CAMEROTA: I love the silver lining of the -- it cuts down on hair and makeup. You may see me in the black stocking tomorrow.
BLACKWELL: Remember that year, Kim Kardashian dressed as a shadow, I mean, it just came off like that. Samantha Barry, thanks so much.
BARRY: Thank you.
BLACKWELL: All right, COVID cases -- serious turn now -- among children are surging and an important decision on boosters is pending. Dr. Anthony Fauci joins CNN to discuss that and much more, next.
CAMEROTA: We have some sad breaking news to share. Norm Macdonald, the beloved comedian and former "SNL" cast member has died at 61 years old.
UNIDENTIFIED MALE: Burt, can you please pick a category?

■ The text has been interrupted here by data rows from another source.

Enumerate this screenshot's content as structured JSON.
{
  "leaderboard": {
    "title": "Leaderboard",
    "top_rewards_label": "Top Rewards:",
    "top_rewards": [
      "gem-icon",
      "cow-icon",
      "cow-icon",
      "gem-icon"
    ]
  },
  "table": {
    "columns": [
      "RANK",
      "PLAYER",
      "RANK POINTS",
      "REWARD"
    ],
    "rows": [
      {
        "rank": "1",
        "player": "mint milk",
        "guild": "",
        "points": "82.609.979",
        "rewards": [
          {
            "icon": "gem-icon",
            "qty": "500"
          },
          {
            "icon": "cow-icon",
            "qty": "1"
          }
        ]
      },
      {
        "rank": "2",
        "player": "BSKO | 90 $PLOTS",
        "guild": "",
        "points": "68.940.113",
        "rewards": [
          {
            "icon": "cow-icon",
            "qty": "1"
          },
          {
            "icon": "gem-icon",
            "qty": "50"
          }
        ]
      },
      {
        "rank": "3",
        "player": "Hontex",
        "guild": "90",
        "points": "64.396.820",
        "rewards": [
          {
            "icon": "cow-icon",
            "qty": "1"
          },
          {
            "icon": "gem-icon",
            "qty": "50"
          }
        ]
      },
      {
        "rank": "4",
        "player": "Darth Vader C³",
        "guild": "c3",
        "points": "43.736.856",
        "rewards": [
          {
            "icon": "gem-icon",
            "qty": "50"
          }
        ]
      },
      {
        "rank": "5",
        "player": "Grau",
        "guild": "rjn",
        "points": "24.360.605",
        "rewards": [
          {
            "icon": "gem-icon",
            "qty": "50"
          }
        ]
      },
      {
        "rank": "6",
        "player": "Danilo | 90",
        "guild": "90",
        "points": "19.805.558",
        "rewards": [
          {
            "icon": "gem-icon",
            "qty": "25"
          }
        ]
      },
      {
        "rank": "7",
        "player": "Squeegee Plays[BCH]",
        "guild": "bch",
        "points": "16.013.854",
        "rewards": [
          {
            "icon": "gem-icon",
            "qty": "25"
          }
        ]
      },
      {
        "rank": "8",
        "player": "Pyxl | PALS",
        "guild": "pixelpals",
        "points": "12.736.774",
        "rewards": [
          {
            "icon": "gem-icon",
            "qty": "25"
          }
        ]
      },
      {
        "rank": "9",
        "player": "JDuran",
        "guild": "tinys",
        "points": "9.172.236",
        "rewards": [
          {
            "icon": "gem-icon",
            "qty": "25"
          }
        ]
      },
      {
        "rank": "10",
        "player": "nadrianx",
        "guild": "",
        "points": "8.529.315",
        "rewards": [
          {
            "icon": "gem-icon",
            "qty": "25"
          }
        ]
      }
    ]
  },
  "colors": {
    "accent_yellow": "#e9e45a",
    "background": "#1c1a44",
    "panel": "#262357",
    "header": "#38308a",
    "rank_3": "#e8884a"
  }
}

NORM MACDONALD, FORMER SNL CAST MEMBER: Pick Sarg.
UNIDENTIFIED MALE: Yes, sure give me Sarg
UNIDENTIFIED MALE: It's "S" words. It's "S" words. And for how much, Mr. Reynolds?
MACDONALD: The hell lets go on that, stores for 48,000.
CAMEROTA: The actor lost a long and private battle with cancer that his longtime producing partner said he had battled for nearly a decade.
BLACKWELL: Macdonald appeared on "SNL" for five years as the weekend update anchor and was also known for as you saw there the impression of Burt Reynolds.
CAMEROTA: That's said. I feel like we have an affinity even for fake news comedy anchors.
BLACKWELL: I mean, it's my favorite part of that show when you get to the weekend update. And Norm Macdonald was one of the best. He will certainly be missed.
"THE LEAD" with Jake Tapper starts right now.